Nella prima settimana di maggio la Cina ha rilasciato in consultazione pubblica la seconda bozza della Personal Information Protection Law (PIPL) con l’obiettivo di emanazione di una legge organica sulla privacy seguendo un percorso normativo già tracciato con la prima bozza.
Nel solco tracciato dal rilascio della prima versione, risalente a dicembre 2020, il Comitato Permanente del Congresso Nazionale del Popolo Cinese (“China’s National People’s Congress Standing Committee, NPC”) ha dato conferma della ferma volontà di riformare profondamente l’ambito e la disciplina della materia all’interno del proprio contesto legislativo.
L’allineamento al Regolamento Europeo n. 679/2016 (GDPR), quale linea guida di riferimento, rappresenta al meglio la nuova tendenza portata avanti dal legislatore cinese, che ha compreso la necessità di intervenire nella disciplina della data protection al fine di meglio tutelare sia le informazioni degli individui, sia il corretto utilizzo degli stessi dati da parte degli organi governativi.
Indice degli argomenti
Le principali novità introdotte dalla seconda bozza della PIPL
Per comprendere il cammino intrapreso dal legislatore cinese, in un’ottica di sempre maggior tutela del dato personale del singolo individuo, è bene individuare nel dettaglio gli aspetti più importanti introdotti dal testo del secondo draft della Personal Information Protection Law (“Norma”).
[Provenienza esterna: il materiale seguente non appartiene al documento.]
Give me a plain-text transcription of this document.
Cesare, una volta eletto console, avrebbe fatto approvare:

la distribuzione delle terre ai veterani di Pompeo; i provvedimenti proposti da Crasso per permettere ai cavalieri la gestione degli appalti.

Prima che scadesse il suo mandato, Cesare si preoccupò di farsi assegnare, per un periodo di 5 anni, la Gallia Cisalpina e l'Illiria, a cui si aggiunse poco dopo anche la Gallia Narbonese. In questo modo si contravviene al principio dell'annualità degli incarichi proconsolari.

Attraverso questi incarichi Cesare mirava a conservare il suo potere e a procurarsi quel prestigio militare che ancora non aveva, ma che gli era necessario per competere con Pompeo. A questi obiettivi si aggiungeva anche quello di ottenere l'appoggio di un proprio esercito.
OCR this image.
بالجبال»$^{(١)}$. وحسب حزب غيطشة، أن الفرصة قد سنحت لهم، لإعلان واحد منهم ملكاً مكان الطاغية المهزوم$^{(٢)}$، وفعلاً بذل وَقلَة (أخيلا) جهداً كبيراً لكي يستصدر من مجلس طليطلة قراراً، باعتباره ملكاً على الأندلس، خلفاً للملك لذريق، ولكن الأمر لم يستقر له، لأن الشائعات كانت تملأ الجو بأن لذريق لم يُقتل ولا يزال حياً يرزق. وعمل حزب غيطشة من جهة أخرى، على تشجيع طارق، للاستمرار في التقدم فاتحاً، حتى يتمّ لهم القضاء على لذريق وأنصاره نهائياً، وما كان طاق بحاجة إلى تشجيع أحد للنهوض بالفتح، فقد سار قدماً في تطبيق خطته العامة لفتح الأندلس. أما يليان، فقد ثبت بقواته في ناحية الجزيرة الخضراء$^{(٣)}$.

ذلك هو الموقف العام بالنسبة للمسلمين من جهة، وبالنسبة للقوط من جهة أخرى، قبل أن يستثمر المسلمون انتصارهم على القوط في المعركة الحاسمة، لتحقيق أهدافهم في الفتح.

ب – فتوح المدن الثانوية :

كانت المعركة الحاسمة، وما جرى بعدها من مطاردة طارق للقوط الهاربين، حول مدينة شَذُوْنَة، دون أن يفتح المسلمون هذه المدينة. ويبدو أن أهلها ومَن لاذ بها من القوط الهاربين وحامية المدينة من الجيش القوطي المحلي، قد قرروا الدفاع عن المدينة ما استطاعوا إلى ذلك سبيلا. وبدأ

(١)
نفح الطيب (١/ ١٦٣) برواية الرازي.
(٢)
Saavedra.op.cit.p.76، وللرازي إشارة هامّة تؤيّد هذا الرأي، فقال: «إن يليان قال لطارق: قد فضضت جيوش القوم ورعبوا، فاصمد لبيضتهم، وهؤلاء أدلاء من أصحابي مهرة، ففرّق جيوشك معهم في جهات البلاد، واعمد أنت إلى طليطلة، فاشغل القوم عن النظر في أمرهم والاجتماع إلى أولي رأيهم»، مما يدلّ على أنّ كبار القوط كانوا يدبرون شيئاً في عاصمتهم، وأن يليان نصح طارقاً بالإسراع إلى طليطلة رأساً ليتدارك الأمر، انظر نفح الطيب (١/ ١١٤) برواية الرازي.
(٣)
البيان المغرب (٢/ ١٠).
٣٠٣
A titolo di premessa, è bene rammentare come la prima bozza di legge fosse stata rilasciata in pubblica consultazione il 21 ottobre 2020 sino a dicembre dello stesso anno.
Il draft, così come strutturato, già all’epoca presentava chiari riferimenti strutturali alla disciplina offerta dal GDPR europeo; nello specifico, le somiglianze sono emerse in relazione a vari concetti, in primis la definizione di dati personali e particolari.
Parallelamente, considerevoli assonanze sono state rinvenute anche nell’individuazione del concetto stesso di consenso – in termini di base giuridica – e di obblighi informativi da garantire agli interessati, soprattutto nell’ottica di riconoscimento del diritto di questi ultimi di opporsi a taluni trattamenti perseguiti dai vari Titolari del trattamento, anche operanti nel mondo digital.
Accountability delle piattaforme e dei player del digital market
Sulla scia delle importanti novità della prima bozza, il governo cinese ha previsto un rafforzamento, in termini di accountability, della posizione ricoperta dalle piattaforme e dai player operanti nel mercato dei servizi digitali, in particolar modo delineando nuovi obblighi di autoregolamentazione in capo ai Titolari di riferimento operanti nel contesto degli App store o dei Cloud provider.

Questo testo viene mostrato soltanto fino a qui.